Das junge Jahrzehnt ist jetzt fast drei Jahre alt, der deutsche Aktienindex Dax startete 2020 bei rund 13 500 Punkten und steht jetzt kurz vor Ende des Jahres 2022 bei rund 14 000 Punkten. Sieht harmlos aus, ist es aber nicht. Man bedenke, dass vor Beginn dieses Jahrzehnts Crash-Propheten Hochkonjunktur hatten. Bücher mit vermeintlich detaillierten Beweisen für einen bevorstehenden Zusammenbruch der deutschen Banken (unter anderem Markus Krall), der Weltwirtschaft (etwa Max Otte oder Marc Friedrich), des Euro (zum Beispiel Dirk Müller oder Hans-Werner Sinn) wurden zu Bestsellern und verbreiteten eine Weltuntergangsstimmung unter den Lesern. Und doch kam alles ganz anders. Die Jahre 2020 bis 2023 wurden tatsächlich von dramatischen Verwerfungen heimgesucht – nur hatte keiner der Propheten die Corona-Pandemie mit einen monatelangen Stillstand der Weltwirtschaft oder den Ukraine-Krieg mit seinen Verwerfungen für Europas Energieversorgung auf dem Zettel. Umso erstaunlicher, dass wir trotz dieser Schockereignisse unter dem Strich an den Märkten jetzt wieder in einer ziemlich normalen Welt angekommen sind.
Die Anleihenmärkte gehen mit Zinsniveaus ins neue Jahr, wie man sie langfristig kennt. Ausfallsichere deutsche Staatsanleihen rentieren mit zwei Prozent Umlaufrendite, ein ausgewogener Korb Unternehmensanleihen mittlerer Laufzeit rentiert mit vier Prozent.
Auch an den Aktienmärkten haben wir wieder faire Bewertungen, wobei Risiko angemessen bepreist wird.
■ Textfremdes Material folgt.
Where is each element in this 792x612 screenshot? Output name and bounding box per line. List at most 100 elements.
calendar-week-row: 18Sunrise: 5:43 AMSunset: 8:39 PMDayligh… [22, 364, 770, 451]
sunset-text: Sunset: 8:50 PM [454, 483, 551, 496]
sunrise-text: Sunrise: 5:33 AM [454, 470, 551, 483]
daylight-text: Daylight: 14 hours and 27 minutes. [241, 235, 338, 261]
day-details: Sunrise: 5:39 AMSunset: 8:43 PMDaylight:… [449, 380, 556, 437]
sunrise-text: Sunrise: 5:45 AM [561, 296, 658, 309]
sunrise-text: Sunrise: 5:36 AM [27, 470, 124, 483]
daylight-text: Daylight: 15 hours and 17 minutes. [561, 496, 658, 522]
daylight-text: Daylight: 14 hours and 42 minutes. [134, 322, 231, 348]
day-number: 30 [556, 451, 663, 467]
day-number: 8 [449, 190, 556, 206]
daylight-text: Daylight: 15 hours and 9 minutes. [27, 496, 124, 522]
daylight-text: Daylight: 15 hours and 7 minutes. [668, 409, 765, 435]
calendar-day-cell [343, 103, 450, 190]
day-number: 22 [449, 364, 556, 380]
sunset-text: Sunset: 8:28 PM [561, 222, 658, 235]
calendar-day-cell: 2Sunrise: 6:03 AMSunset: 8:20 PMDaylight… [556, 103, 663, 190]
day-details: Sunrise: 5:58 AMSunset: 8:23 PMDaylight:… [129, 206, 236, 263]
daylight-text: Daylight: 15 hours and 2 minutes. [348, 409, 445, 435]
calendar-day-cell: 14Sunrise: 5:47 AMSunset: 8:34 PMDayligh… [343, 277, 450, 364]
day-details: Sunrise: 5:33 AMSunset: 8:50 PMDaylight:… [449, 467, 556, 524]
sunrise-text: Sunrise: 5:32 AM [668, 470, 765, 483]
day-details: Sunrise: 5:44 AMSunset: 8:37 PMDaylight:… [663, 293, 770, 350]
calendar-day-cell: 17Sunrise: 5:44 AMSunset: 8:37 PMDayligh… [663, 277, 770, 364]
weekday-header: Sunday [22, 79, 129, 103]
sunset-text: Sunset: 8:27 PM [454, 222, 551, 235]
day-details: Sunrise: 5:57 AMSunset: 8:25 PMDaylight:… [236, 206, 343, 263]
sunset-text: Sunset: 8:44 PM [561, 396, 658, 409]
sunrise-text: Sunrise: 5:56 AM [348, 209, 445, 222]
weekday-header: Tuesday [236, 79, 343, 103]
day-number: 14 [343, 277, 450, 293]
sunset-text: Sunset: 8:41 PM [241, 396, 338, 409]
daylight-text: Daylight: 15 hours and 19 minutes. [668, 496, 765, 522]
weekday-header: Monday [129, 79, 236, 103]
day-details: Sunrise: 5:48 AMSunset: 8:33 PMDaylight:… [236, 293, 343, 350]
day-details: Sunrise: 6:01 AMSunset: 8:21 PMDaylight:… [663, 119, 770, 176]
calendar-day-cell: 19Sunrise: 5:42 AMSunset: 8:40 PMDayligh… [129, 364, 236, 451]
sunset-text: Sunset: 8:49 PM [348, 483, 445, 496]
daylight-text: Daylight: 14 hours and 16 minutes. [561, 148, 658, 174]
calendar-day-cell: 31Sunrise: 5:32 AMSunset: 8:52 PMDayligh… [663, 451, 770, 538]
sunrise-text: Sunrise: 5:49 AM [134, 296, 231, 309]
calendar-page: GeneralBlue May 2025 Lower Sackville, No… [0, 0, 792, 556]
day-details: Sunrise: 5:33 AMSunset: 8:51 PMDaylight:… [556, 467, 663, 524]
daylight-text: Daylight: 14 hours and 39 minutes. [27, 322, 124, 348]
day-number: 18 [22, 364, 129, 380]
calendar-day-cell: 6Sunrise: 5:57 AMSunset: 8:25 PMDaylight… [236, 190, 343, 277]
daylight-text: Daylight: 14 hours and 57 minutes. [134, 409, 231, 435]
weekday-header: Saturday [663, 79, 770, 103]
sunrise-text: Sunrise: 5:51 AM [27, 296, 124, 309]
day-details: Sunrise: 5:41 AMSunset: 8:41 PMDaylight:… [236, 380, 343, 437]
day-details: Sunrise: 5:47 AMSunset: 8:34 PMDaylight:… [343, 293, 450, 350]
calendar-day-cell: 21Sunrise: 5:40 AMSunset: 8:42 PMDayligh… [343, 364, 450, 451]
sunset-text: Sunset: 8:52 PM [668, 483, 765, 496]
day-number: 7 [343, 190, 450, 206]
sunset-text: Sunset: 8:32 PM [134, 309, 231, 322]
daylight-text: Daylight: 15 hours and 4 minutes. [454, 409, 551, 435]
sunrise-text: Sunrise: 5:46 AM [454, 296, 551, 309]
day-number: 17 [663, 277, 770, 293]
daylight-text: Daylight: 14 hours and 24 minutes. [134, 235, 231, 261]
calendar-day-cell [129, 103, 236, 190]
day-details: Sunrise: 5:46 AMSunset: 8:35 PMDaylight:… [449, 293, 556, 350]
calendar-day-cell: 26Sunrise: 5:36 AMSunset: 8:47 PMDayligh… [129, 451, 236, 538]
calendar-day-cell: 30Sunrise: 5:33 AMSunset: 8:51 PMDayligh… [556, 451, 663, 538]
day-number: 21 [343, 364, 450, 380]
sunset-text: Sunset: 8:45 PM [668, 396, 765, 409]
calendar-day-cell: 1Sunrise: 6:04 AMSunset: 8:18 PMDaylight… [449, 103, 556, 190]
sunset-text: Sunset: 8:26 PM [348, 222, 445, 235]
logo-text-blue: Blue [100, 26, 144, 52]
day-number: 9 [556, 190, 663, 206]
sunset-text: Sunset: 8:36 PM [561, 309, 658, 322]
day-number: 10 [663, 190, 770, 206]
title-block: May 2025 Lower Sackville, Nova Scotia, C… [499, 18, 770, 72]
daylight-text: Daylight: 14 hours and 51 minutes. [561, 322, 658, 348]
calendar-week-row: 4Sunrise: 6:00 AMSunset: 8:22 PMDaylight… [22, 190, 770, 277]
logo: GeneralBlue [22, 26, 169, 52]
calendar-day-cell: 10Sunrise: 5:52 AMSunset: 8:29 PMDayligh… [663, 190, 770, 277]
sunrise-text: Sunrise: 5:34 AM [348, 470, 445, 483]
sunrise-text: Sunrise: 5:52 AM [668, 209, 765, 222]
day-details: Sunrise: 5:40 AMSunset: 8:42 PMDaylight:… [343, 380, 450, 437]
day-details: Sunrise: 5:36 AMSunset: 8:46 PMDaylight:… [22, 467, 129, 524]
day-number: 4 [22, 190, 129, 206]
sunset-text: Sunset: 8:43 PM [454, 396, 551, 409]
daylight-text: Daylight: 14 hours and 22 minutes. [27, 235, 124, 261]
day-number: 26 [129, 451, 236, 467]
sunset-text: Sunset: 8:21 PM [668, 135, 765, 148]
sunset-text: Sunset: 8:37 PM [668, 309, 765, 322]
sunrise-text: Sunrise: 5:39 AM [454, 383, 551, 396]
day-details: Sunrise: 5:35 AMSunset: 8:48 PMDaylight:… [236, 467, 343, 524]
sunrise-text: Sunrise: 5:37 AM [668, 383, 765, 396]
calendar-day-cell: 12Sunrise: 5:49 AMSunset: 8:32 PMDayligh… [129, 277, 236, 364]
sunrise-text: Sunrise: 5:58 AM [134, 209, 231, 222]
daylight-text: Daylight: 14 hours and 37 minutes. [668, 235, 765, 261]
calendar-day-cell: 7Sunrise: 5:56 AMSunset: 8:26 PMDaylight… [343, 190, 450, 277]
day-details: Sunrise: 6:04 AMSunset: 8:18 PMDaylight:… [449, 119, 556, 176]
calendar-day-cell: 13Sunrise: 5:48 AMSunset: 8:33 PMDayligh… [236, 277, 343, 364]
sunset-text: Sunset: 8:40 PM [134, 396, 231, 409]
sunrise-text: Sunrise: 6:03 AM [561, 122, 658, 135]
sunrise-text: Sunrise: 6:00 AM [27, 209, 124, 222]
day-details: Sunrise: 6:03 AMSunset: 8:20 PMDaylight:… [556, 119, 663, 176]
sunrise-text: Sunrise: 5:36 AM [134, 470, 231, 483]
Das Kurs/Gewinn-Verhältnis der Aktien aus Industriestaaten im globalen Aktienindex MSCI World liegt bei 16, das der Schwellenländer im MSCI Emerging Markets bei 11,5 – das liegt im langfristigen Durchschnitt und spiegelt Risikoprämien ein, wie sie in rationalen Märkten zu erwarten sind.
Die Inflationskennzahlen sind auf Jahresbasis gerechnet zwar noch sehr hoch, aber die Tendenz ist gerade in den USA stark fallend, sodass dort ein Inflationsniveau von unter vier Prozent wieder absehbar ist. Dieses Thema wird im Jahr 2023 an den Märkten keine große Rolle mehr spielen. Aus dem Ruder gelaufen sind noch die Immobilienbewertungen, aber auch hier sieht es nach einer gesunden Abkühlung der Märkte ohne großen Knall aus.
Auch wenn die Verluste aus diesem Jahr den Anlegern noch in den Knochen stecken, so haben sie allen Grund, positiv in das neue Jahr zu blicken. Natürlich scheint nicht überall die Sonne, insbesondere in Deutschland ernten wir die nicht ganz so wohlschmeckenden Früchte unserer Wirtschaftspolitik der letzten 20 Jahre. Und damit beziehe ich mich nicht nur auf die Energiepolitik, sondern auch auf den Zustand unserer Infrastruktur, die Verteidigung, die Bildung und so weiter. Es gibt leider einige Problembereiche.
Im deutschen Leitindex Dax spiegelt sich dieses Bild dadurch wider, dass die Unternehmensbewertungen auf dem Niveau eines Schwellenlandes liegen. Aber ich will jetzt nicht an Weihnachten die gute Laune verderben. Zum Glück ist die Zukunft ergebnisoffen und gerade in Demokratien sind politische Entwicklungen keine Einbahnstraße.
Wo der Dax im Jahr 2024 stehen wird, weiß daher auch niemand so genau. Wirklich gelernt habe ich von den Crash-Propheten allerdings vor allem eines: Auch wenn Prognosen eine unsichere Sache sind, kann eine Überschrift gar nicht reißerisch genug sein.